Julia can be started in parallel mode with either the -p or the --machinefile options. -p n will launch an additional n worker processes, while --machinefile file will launch a worker for each line in file file. The machines defined in file must be accessible via a passwordless ssh login, with Julia installed at the same location as the current host. Each machine definition takes the form [count*][user@]host[:port][bind_addr[:port]]. user defaults to current user, port to the standard ssh port. count is the number of workers to spawn on the node, and defaults to 1. The optional bind-to bind_addr[:port] specifies the ip-address and port that other workers should use to connect to this worker.
thanks salchipapa. it doesn’t like me. the installation is exactly at the same spot in both machines.
$ julia --machinefile machinefile
ssh: Could not resolve hostname 5: nodename nor servname provided, or not known
ERROR: Unable to read host:port string from worker.
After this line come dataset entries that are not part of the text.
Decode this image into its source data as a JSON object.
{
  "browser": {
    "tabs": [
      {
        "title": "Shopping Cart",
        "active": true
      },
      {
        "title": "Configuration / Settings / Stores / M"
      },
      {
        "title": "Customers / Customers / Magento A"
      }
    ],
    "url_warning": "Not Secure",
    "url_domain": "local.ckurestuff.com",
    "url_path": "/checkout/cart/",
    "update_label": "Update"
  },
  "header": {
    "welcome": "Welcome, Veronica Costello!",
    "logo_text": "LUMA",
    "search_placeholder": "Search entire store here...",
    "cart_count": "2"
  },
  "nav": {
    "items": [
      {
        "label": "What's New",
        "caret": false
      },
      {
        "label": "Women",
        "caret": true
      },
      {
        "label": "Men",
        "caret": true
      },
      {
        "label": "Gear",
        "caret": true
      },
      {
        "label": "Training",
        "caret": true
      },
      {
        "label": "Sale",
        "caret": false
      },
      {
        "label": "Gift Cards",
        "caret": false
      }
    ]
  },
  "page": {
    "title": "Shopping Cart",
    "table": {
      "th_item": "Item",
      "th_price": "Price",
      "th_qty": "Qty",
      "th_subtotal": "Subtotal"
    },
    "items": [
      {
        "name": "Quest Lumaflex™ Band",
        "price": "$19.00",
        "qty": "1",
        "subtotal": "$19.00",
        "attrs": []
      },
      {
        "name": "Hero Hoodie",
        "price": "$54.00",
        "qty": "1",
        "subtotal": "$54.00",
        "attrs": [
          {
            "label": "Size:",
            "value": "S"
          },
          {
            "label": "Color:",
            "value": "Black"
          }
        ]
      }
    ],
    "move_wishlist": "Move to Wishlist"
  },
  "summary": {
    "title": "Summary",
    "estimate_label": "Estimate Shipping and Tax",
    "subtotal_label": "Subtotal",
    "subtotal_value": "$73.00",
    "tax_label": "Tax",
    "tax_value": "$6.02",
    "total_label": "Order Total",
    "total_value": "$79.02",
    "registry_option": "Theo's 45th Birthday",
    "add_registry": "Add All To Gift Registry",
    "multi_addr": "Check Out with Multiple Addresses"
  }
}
Launch command exited with error?
read_worker_host_port(::Pipe) at ./distributed/cluster.jl:236
connect(::Base.Distributed.SSHManager, ::Int64, ::WorkerConfig) at ./distributed/managers.jl:391
create_worker(::Base.Distributed.SSHManager, ::WorkerConfig) at ./distributed/cluster.jl:443
setup_launched_worker(::Base.Distributed.SSHManager, ::WorkerConfig, ::Array{Int64,1}) at ./distributed/cluster.jl:389
(::Base.Distributed.##33#36{Base.Distributed.SSHManager,WorkerConfig,Array{Int64,1}})() at ./task.jl:335
Stacktrace:
reading the docs, it seems like all I need to do is to put into the machinefile
5 164.67.165.22
and I should be ready to go. (IP was made up.) is this a correct format (5 processes to be started up on 164.67.165.22.)
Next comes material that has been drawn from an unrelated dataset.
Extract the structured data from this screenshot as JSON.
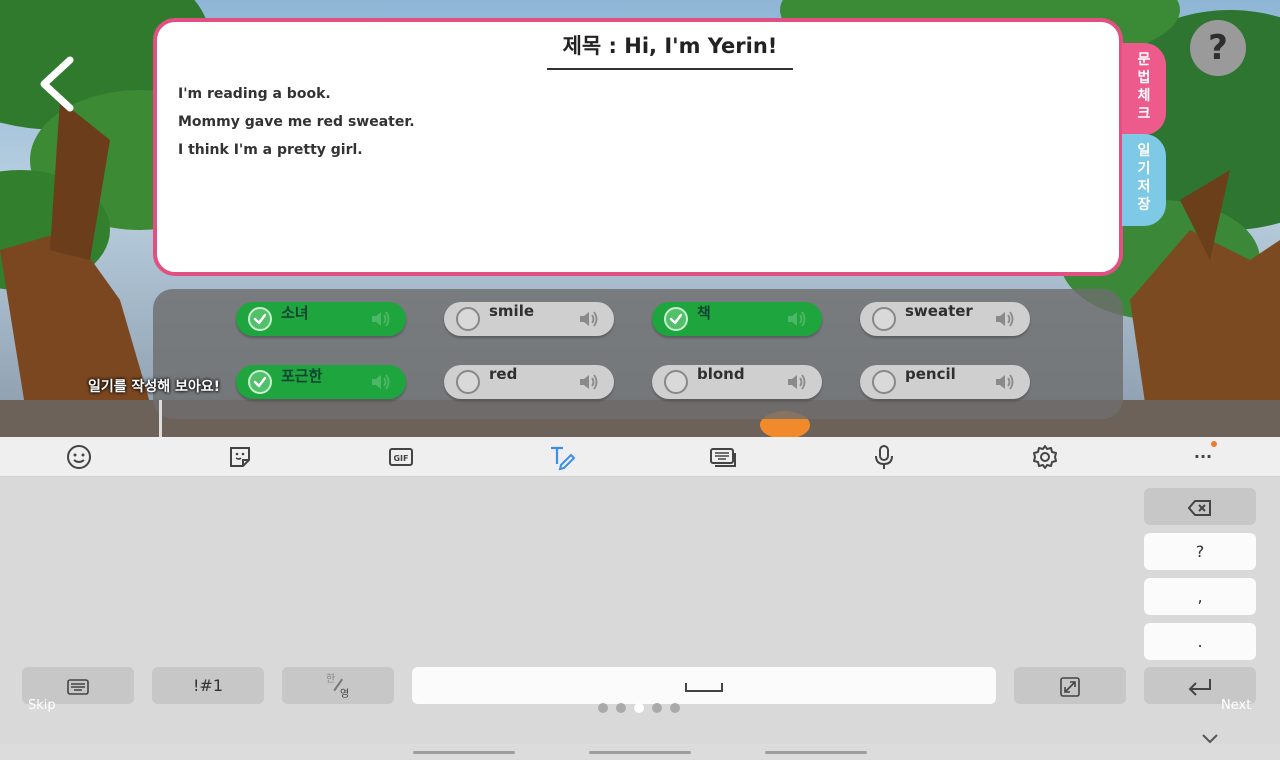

password-less and username-less ssh works just fine:
> ssh 164.67.165.22 '/Applications/Julia-0.6.app/Contents/Resources/julia/bin/julia -e "println(\"hello\")"'
hello
back to home
does it need another open port? anything else? what is the simplest way to check what this means?
great. this works. it is incompatible with the -p julia switch, but works fine without it. I can add not only localhost, but do plain addprocs(), too. so I am pretty much all set. thank you.
PS: If someone has a working plain machinefile, I am curious what it should have looked like.
No. You can use the keyword arguments exename to specify the julia binary location (and the environment to load) and dir to specify the working directory. I oft start workers on a small linux cluster from a windows machine.
Is it possible to let Julia work out automatically the available process on a pool of machines instead of explicitly stating n processes in MachineA? It’s like we specify we want 64 process and tell Julia that we have Machine[A-Z], then it’s up to Julia which CPU to use.
Also, is there any performance difference if I use SSHManager, i.e. by explicitly stating the node as in your tutorial, vs using ClusterManagers (my cluster is PBSManager)? The reason being is I can’t get PBSManager working, since there is no clear example on what’s needed (I opened an issue here)
I am trying to connect from my Windows computer to several Linux computers via ssh.
It does not work if I use the REPL from the julia directory. However, it does work if I first start julia from the git bash on Windows and then add the workers. Does anyone experience the same behaviour and is there a reason for this or can it be fixed? I would like to use the REPL in atom (from where it also does not work).
The code I am using is
using Distributed
addprocs([("john.doe@linuxcomputer", 3)]; dir="/home/john.doe/julia-project", exename="/home/john.doe/software/julia/julia-1.3.1/bin/julia", tunnel=true)
Note: I have activated passwordless ssh login beforehand.